Mathilde shook her head wryly. American soldiers! With customers like this, how was she ever going to make any money? There were still the three older American soldiers downstairs, each good for at least a minimum of one groschen, twelve pfennigs, her usual fee. She might even get as much as four groschen tonight if they didn’t know the value of their coins. But first… Should she take um, one groschen, and leave, just leave, take all his remaining money and leave, or just lie down next to him. She was certain in the morning, like a good many men, he’d be in the mood. Yes, he’d be more generous then, especially if she woke him up in just the right way. The woman she had met today, Gretchen, had married an American soldier, happily it seemed. What a camp follower could do, so could a refugee from a small town in the Palatinate who’d become a prostitute.
As she came to her conclusion, still straddling his naked, sleeping body, she noticed he smelled like a perfume. He was clean. A lot cleaner than she was, in fact. Even the public baths weren’t free, she reflected sourly. A nice boy. She didn’t see many of those, even among the university students.

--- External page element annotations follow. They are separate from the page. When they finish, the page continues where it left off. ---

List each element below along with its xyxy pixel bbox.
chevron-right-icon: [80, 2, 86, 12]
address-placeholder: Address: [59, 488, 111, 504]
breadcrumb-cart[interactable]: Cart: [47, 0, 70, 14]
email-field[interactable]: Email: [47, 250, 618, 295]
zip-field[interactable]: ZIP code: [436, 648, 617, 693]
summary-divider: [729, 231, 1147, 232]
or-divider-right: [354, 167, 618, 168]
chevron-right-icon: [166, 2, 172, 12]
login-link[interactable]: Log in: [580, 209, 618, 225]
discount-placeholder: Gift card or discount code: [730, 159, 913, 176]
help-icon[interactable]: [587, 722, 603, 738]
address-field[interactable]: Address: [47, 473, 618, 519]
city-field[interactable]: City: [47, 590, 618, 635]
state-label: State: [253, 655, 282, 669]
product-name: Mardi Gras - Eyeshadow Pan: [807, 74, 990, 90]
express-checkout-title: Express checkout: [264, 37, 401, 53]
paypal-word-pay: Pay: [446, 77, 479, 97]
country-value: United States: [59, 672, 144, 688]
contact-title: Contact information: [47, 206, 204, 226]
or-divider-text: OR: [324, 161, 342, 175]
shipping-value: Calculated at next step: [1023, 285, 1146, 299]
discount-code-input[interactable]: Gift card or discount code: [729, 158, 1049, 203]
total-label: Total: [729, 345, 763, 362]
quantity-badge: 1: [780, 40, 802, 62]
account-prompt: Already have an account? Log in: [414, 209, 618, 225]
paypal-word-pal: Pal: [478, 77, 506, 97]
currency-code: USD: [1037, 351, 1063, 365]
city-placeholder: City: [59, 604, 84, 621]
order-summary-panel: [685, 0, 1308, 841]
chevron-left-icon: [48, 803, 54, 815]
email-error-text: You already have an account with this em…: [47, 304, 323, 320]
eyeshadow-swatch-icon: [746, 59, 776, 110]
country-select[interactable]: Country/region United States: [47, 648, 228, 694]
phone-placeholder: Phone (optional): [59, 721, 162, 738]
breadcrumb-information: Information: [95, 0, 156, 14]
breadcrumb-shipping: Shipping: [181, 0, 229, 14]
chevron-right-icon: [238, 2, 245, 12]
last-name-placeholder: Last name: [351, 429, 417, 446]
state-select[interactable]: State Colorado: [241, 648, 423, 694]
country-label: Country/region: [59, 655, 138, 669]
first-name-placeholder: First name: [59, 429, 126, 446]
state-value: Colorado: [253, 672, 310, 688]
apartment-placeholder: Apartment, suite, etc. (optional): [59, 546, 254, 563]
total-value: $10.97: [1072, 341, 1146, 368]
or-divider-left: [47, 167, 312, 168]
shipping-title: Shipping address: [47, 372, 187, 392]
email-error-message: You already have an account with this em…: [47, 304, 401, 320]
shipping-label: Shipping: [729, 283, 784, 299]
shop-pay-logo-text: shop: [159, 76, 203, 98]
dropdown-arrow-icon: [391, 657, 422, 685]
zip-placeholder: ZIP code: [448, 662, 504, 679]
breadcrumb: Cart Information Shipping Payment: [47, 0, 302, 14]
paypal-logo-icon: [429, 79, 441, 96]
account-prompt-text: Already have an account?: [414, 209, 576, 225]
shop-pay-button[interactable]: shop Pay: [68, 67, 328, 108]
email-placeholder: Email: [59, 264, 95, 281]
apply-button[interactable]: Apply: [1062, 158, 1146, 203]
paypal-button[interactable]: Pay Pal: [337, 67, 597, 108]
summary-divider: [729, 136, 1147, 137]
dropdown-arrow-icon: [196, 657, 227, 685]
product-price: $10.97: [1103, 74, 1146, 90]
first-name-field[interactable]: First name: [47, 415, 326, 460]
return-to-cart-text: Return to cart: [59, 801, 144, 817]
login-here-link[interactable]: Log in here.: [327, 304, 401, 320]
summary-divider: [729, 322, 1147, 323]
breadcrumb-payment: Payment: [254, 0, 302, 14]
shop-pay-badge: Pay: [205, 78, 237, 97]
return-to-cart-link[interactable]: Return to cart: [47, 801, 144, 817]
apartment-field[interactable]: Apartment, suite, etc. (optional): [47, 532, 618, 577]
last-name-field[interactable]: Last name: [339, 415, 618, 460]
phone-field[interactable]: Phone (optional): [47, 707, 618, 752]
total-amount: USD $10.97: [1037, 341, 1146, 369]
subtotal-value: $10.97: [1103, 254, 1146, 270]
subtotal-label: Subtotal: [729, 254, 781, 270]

Mathilde sighed. Still, business was business. First, she’d slip back into her clothes and see if the three Americans in the bar might be interested in a snack fresher than what Trudy was serving. Perhaps Gretchen was right and her whole world would change for the better but in the meantime her family had to eat. Only getting one groschen from this one customer wouldn’t be enough, not with two babies and their mothers in their small shack to help support, not to mention her two younger brothers and crippled uncle. She couldn’t make her cousin Inga earn all the money. This American would be sleeping for hours. He’d never know if she entertained a few customers in the other back room before she woke up with him in the morning.